ごめんね、メイサちゃん。通勤バスでの葛藤、再び
私が朝に乗る通勤バスは、私が10時出社なのでラッシュ時間を外れているうえ、ぐるっと大回りするルートを走るので空いています。
同じ時間、同じルートのこのバスに、もうかれこれ10年以上乗っているので、乗客も見知った顔ぶれが多いのです。
そんな顔ぶれのなかに、私が心の中で「メイサちゃん」と呼んでいる30代くらいの女性がいます。
黒木メイサさんのような、キリッとしたかっこいい顔立ちの美人です。
私は自分がのんきな丸顔なので、彼女のようなクールビューティに弱いのです。
メイサちゃんは、いつも私の2つ後の停留所から乗ってきます。
私の隣に座ってくることもよくあります。
もちろん言葉を交わすことはありません。
メイサちゃんはスマホ、私は文庫本を広げ、それぞれの時間を過ごします。
ただ、窓際の私の方が先に降りるので、その時だけは、小声で「すみません」と声をかけます。

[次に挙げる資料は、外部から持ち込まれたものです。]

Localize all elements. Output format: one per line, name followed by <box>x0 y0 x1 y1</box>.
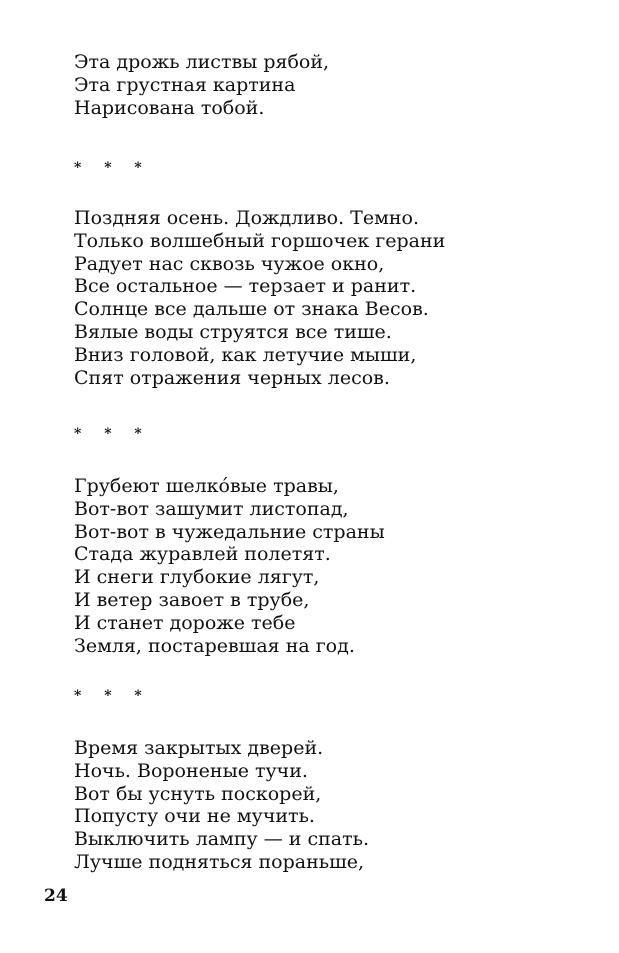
verse-line: Вот бы уснуть поскорей, <box>74 782 322 805</box>
stanza-separator: * * * <box>74 160 151 176</box>
verse-line: Попусту очи не мучить. <box>74 805 315 828</box>
verse-line: И ветер завоет в трубе, <box>74 588 310 611</box>
verse-line: Земля, постаревшая на год. <box>74 634 355 657</box>
verse-line: И станет дороже тебе <box>74 611 296 634</box>
stanza-separator: * * * <box>74 426 151 442</box>
verse-line: Вниз головой, как летучие мыши, <box>74 343 417 366</box>
stanza-separator: * * * <box>74 688 151 704</box>
page-number: 24 <box>44 886 68 906</box>
verse-line: И снеги глубокие лягут, <box>74 566 320 589</box>
verse-line: Нарисована тобой. <box>74 96 265 119</box>
verse-line: Спят отражения черных лесов. <box>74 366 390 389</box>
verse-line: Солнце все дальше от знака Весов. <box>74 298 429 321</box>
verse-line: Вот-вот в чужедальние страны <box>74 520 385 543</box>
verse-line: Стада журавлей полетят. <box>74 543 331 566</box>
verse-line: Эта дрожь листвы рябой, <box>74 51 330 73</box>
verse-line: Радует нас сквозь чужое окно, <box>74 252 385 275</box>
stanza-3 <box>74 475 385 657</box>
stanza-2 <box>74 207 445 389</box>
verse-line: Только волшебный горшочек герани <box>74 229 446 252</box>
verse-line: Все остальное — терзает и ранит. <box>74 275 417 298</box>
stanza-1 <box>74 51 329 119</box>
verse-line: Вялые воды струятся все тише. <box>74 320 392 343</box>
verse-line: Выключить лампу — и спать. <box>74 828 370 851</box>
verse-line: Грубеют шелко́вые травы, <box>74 475 339 497</box>
verse-line: Ночь. Вороненые тучи. <box>74 759 308 782</box>
verse-line: Лучше подняться пораньше, <box>74 850 365 873</box>
stanza-4 <box>74 737 369 874</box>
verse-line: Время закрытых дверей. <box>74 737 324 759</box>
verse-line: Вот-вот зашумит листопад, <box>74 497 349 520</box>
verse-line: Эта грустная картина <box>74 73 296 96</box>
verse-line: Поздняя осень. Дождливо. Темно. <box>74 207 420 229</box>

すると、メイサちゃんは「はい」とニッコリ笑顔で席を立って通してくれるのですが……。
普段から緩んだ顔をしている私のそれとは大違いな、クールビューティが放つ一瞬のその笑顔の破壊力たるや。
まぶしくて目を開けていられないほどなのです。
ある日のこと、メイサちゃんが乗ってきたのはいつもと違うバス停でした。
その後も、彼女はそのバス停から乗ってくるようになりました。
メイサちゃんが私の隣に座った日。
彼女の左手の薬指に指輪がはまっているのを見つけました。
結婚して引っ越したのね!
私は心の中でメイサちゃんを祝い、彼女を射止めた幸運な相手について思いを巡らせたりしました。
そしていつからか、メイサちゃんのバッグに、ピンク色のマタニティマークが揺れるようになりました。
メイサちゃんの少しずつ大きくなっていくお腹を、心の中で勝手に応援して愛でる日々が続きました。
それから少しすると、気づけば彼女は姿を消していました。
きっと産休に入ったのです。
もはや親戚のおばちゃんくらいの熱量で私は思いました。
がんばれ、メイサちゃん!
そしてそして、ついこの間のことです。
いつの間にか私の前の席に座っていた女性の後ろ姿を見て、私は息をのみました。
メイサちゃんだ!
隙間からチラリと見えてしまった彼女のスマホ画面。そのカメラロールは、愛らしい赤ちゃんの写真で埋め尽くされていました。
(見ちゃってごめん)
間違いない、メイサちゃんだ。無事に生まれたんだ。
私は思わず、前の席にいる彼女の肩を叩き、
「おかえりなさい!出産おめでとう!お疲れ様!」
と声をかけたい衝動にかられました。
が、いや待て。落ち着け、私。
私は内なる「メイサちゃんの親戚のおばちゃん」に必死でブレーキをかけました。
私は彼女にとって、同じバスに乗り合わせる赤の他人の丸顔のおばちゃんに過ぎません。
そんな人に、突然、熱量高めにお祝いの言葉をかけられたら、それはホラーです。
私はまだ少しドキドキしている心臓をなだめ、静かに本に目を落としました。
不審者になる一歩手前で踏みとどまれた自分を褒めてあげたい。
メイサちゃん、本当におめでとう。
あと、おばちゃんキモくてごめん。